People most susceptible to rotator cuff injuries are often older than 40 years of age and/or have bone spurs on their shoulder bone. There is a high incidence of rotator cuff injuries among women. These injuries can also affect younger people who often participate in new or repetitive activities, are already injured and/or have chronic weakness in their shoulder.
Over-straining the rotator cuff can lead to inflammation in your shoulder joint, which can result in tendinitis (also spelled tendinitis) and bursitis. You can experience these conditions independently or simultaneously. Failure to take action against the inflammation can cause an impingement (pinching of the soft tissue), and produce further degeneration which frequently results in a major rotator cuff strain and/or tear. These injuries can often lead to surgery.
This mild inflammation can cause your rotator cuff tendons and bursa to swell and rub against or snag the acromion, or rub against a ligament at the front of your shoulder. When your arm is raised in a forward, reaching or overhead position the rotator cuff tendons and bursa can be pinched (impingement), which causes further swelling. Impingement syndrome occurs when your tendon and/bursa becomes pinched and tissue begins to break down near the humerus bone as a result of this inflammation and swelling. If this continues, your pain will get worse and your tendon may split or completely tear away from the bone.
Inflammation of your rotator cuff tendons or bursa will produce redness, swelling, and soreness in your shoulder soft tissue. Tendonitis is often due to overuse or repetitive actions common in athletes or workers who use frequent overhead arm movements such as throwing a ball, swinging a racquet, swimming, lifting weights, dusting high shelves, painting, or completing manual labor tasks. Decreased space in your rotator cuff will result from the above, as well as from anatomical differences in the shape of your shoulder bone, or arthritis. These will trigger pain, limit the use of your shoulder, and can lead to chronic tendinitis.
This condition is often referred to as Swimmer's shoulder, Pitcher's shoulder, Tennis Shoulder, or Shoulder impingement syndrome.
A muscle strength and flexibility imbalance or weakness, can cause instability and result in a subluxation or partial dislocation (your shoulder bones slide in and out of their sockets) or a full dislocation (the head of the arm bone slips out of the shoulder socket). These can cause a lot of pain and discomfort in your rotator cuff soft tissue. People with frequent dislocations often require surgery.
Shoulder instability which may have been present since birth or due to an injury, can also occur over time from over-straining, poor posture or inactivity. The rotator cuff is overworked, becomes weak and has difficulties stabilizing your shoulder, which in turn causes inflammation. If your rotator cuff becomes weak and tired, the head of your arm bone can squash up against the acromion and can result in a tear. This is often a major cause of rotator cuff tears in individuals over 40 years of age.

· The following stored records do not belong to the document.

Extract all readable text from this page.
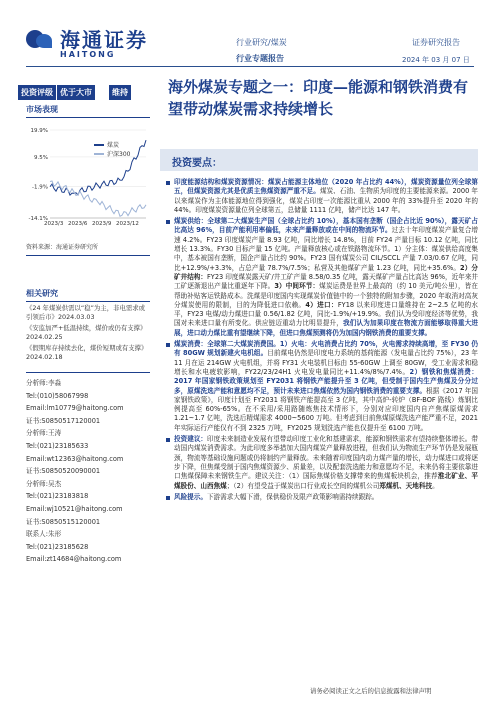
海通证券
HAITONG
行业研究/煤炭
行业专题报告
证券研究报告
2024 年 03 月 07 日
投资评级 优于大市	维持
市场表现
19.9%
9.5%
-1.9%
-14.1%
2023/3 2023/6 2023/9 2023/12
煤炭
沪深300
资料来源：海通证券研究所
相关研究
《24 年煤炭供需以“稳”为主，非电需求或引领后市》2024.03.03
《安监加严+低温持续，煤价或仍有支撑》2024.02.25
《假期库存持续去化，煤价短期或有支撑》2024.02.18
分析师:李淼
Tel:(010)58067998
Email:lm10779@haitong.com
证书:S0850517120001
分析师:王涛
Tel:(021)23185633
Email:wt12363@haitong.com
证书:S0850520090001
分析师:吴杰
Tel:(021)23183818
Email:wj10521@haitong.com
证书:S0850515120001
联系人:朱形
Tel:(021)23185628
Email:zt14684@haitong.com
海外煤炭专题之一：印度—能源和钢铁消费有望带动煤炭需求持续增长
投资要点：
印度能源结构和煤炭资源情况：煤炭占能源主体地位（2020 年占比约 44%），煤炭资源量位列全球第五，但煤炭资源尤其是优质主焦煤资源严重不足。煤炭、石油、生物质为印度的主要能源来源。2000 年以来煤炭作为主体能源地位得到强化，煤炭占印度一次能源比重从 2000 年的 33%提升至 2020 年的 44%。印度煤炭资源量位列全球第五，总储量 1111 亿吨，储产比达 147 年。
煤炭供给：全球第二大煤炭生产国（全球占比约 10%），基本国有垄断（国企占比近 90%），露天矿占比高达 96%，目前产能利用率偏低，未来产量释放或在中间的物流环节。过去十年印度煤炭产量复合增速 4.2%。FY23 印度煤炭产量 8.93 亿吨，同比增长 14.8%，目前 FY24 产量目标 10.12 亿吨，同比增长 13.3%。FY30 目标产量 15 亿吨。产量释放核心或在铁路物流环节。1）分主体：煤炭供给高度集中，基本被国有垄断，国企产量占比约 90%。FY23 国有煤炭公司 CIL/SCCL 产量 7.03/0.67 亿吨，同比+12.9%/+3.3%，占总产量 78.7%/7.5%；私营及其他煤矿产量 1.23 亿吨，同比+35.6%。2）分矿井结构：FY23 印度煤炭露天矿/井工矿产量 8.58/0.35 亿吨，露天煤矿产量占比高达 96%，近年来井工矿逐渐退出产量比重逐年下降。3）中间环节：煤炭运费是世界上最高的（约 10 美元/吨公里），皆在帮助补贴客运铁路成本。洗煤是印度国内实现煤炭价值链中的一个独特的附加步骤，2020 年取消对高灰分煤炭使用的限制，目的为降低进口依赖。4）进口：FY18 以来印度进口量维持在 2~2.5 亿吨的水平，FY23 电煤/动力煤进口量 0.56/1.82 亿吨，同比-1.9%/+19.9%。我们认为受印度经济等优势，我国对未来进口量有所变化。供应链迈重动力比明显提升，我们认为加果印度在物流方面能够取得重大进展，进口动力煤比重有望继续下降，但进口焦煤预测将仍为加国内钢铁消费的重要支撑。
煤炭消费：全球第二大煤炭消费国。1）火电：火电消费占比约 70%，火电需求持续高增，至 FY30 仍有 80GW 规划新建火电机组。目前煤电仍然是印度电力系统的基荷能源（发电量占比约 75%），23 年 11 月在运 214GW 火电机组，并将 FY31 火电装机目标由 55-60GW 上调至 80GW，受工业需求和稳增长和水电疲软影响，FY22/23/24H1 火电发电量同比+11.4%/8%/7.4%。2）钢铁和焦煤消费：2017 年国家钢铁政策规划至 FY2031 将钢铁产能提升至 3 亿吨，但受制于国内生产焦煤及分分过多，原煤洗选产能和意愿均不足，预计未来进口焦煤依然为国内钢铁消费的重要支撑。根据《2017 年国家钢铁政策》，印度计划至 FY2031 将钢铁产能提高至 3 亿吨，其中高炉-转炉（BF-BOF 路线）炼钢比例提高至 60%-65%。在不采用/采用路随炼焦技术情形下，分别对应印度国内自产焦煤原煤需求 1.21~1.7 亿吨，洗选后精煤需求 4000~5600 万吨。但考虑到目前焦煤原煤洗选产能严重不足，2021 年实际运行产能仅有不到 2325 万吨，FY2025 规划洗选产能也仅提升至 6100 万吨。
投资建议：印度未来制造业发展有望带动印度工业化和基建需求，能源和钢铁需求有望持续整体增长。带动国内煤炭消费需求。为此印度多举措加大国内煤炭产量释放进程，但我们认为物流生产环节仍是发展瓶颈，物流等基础设施问题或仍将制约产量释放。未来随着印度国内动力煤产量的增长，动力煤进口或将逐步下降，但焦煤受制于国内焦煤资源少、质量差，以及配套洗选能力和意愿均不足，未来仍将主要依靠进口焦煤保障未来钢铁生产。建议关注：（1）国际焦煤价格支撑带来的焦煤板块机会，推荐淮北矿业、平煤股份、山西焦煤；（2）有望受益于煤炭出口行业成长空间的煤机公司郑煤机、天地科技。
风险提示。下游需求大幅下滑，保供稳价及限产政策影响需持续跟踪。
请务必阅读正文之后的信息披露和法律声明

As you age, chronic degeneration can occur from repetitive motions breaking down the soft tissue and collagen (a fibrous connective tissue) in your rotator cuff. Degeneration may be caused by the development of calcium deposits, arthritic bone spurs or poor posture causing the acromion to rub on tendons or other soft tissue.
Rough or repetitive arm movements, especially when your shoulder is lifted to the limit of its natural range of motion, can weaken the tendons already experiencing tendonitis. This can lead to a tear in your tendon or muscle that is often difficult to repair surgically. Imagine your favorite jeans wearing out; they get more and more worn until the edges fray or a hole appears.

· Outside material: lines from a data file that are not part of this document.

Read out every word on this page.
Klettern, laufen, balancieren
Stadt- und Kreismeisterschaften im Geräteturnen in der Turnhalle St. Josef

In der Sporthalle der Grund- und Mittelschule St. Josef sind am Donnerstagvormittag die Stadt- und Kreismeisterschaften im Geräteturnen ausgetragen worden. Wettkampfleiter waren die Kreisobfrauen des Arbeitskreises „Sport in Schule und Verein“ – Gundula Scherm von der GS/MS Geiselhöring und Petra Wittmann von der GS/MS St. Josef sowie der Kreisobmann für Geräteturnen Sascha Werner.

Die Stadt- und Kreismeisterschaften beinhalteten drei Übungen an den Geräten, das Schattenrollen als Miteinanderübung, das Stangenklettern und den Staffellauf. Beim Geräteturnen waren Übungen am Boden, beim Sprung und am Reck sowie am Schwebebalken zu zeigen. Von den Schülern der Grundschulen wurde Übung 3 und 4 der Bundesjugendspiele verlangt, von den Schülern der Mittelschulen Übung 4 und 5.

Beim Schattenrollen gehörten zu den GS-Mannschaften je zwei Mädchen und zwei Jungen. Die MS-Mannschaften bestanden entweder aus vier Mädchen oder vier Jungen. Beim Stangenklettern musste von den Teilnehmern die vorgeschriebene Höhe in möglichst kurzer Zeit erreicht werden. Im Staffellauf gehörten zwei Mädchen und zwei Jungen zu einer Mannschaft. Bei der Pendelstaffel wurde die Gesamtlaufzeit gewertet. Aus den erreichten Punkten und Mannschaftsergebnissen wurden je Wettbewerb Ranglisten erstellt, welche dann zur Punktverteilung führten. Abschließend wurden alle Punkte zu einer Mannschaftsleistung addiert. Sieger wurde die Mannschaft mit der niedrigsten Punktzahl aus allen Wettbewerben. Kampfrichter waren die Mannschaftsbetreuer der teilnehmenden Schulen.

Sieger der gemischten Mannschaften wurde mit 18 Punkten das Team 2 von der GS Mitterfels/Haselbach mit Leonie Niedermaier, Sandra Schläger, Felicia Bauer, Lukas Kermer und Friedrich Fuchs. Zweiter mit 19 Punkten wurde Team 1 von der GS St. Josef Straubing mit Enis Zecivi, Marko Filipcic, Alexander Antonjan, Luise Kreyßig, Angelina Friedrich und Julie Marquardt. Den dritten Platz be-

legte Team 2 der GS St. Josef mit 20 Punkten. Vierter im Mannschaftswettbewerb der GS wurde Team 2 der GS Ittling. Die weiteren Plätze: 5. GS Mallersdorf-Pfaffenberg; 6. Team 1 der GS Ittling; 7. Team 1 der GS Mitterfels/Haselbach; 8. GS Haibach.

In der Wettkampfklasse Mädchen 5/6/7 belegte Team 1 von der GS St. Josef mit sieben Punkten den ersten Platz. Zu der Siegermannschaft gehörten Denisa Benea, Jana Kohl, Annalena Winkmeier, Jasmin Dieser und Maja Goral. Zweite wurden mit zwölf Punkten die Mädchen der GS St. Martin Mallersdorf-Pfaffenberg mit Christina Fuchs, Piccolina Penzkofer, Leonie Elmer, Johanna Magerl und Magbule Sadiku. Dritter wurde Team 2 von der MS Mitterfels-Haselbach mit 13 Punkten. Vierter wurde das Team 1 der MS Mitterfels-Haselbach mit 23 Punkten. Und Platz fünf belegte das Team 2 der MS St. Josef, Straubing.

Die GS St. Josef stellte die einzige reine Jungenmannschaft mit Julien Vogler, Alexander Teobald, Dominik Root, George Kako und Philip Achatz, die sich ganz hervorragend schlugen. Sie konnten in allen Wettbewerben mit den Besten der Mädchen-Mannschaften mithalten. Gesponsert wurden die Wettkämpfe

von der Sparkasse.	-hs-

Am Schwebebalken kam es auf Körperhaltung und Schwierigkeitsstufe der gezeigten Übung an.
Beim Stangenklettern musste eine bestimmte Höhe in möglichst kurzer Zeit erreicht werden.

A rotator cuff acute trauma results from a sudden injury such as falling onto an outstretched arm, which can bruise, strain or tear your rotator cuff tendon or muscle at any age. Excessive force exerted by lifting or pulling something too heavy, pushing off an object vigorously with your arm, or making a forceful and abrupt forward throwing or overhead action, can also severely damage and tear your rotator cuff.
Rotator cuff injuries can also happen in conjunction with other shoulder injuries such as a fracture.
A partial thickness tear of your tendon or muscle is not torn all the way through. This is related to chronic inflammation or impingement which results from the development of spurs on the underside of the Acromion (often require surgery to remove the bone spur).
A full thickness or complete tear is torn all the way through your tendon or muscle. This generally results from acute or sudden injuries, ongoing impingement, or degeneration of partial thickness tears.
A tendon torn from the bone often results from a traumatic injury or degeneration.
Scar tissue will often develop as a result of a major rotator cuff injury, tendinitis, shoulder instability and other rotator cuff injuries once acute inflammation begins to decrease. As your damaged shoulder tissues heal this dead, fibrotic tissue will develop instead of forming brand new tissue. This tissue adheres to your muscle fibers, tendons, ligaments, fascia, nerves and joints preventing them from moving properly and limiting your range of motion, flexibility and strength.
The amount of scar tissue you develop will depend on the size, depth and location of your injury, as well as your age and current health. Leaving your scar tissue untreated may lead to future shoulder conditions and injuries such as, frozen shoulder, arthritis, tendon tears, or impingement due to a thickening of the tissue in the subacromial space.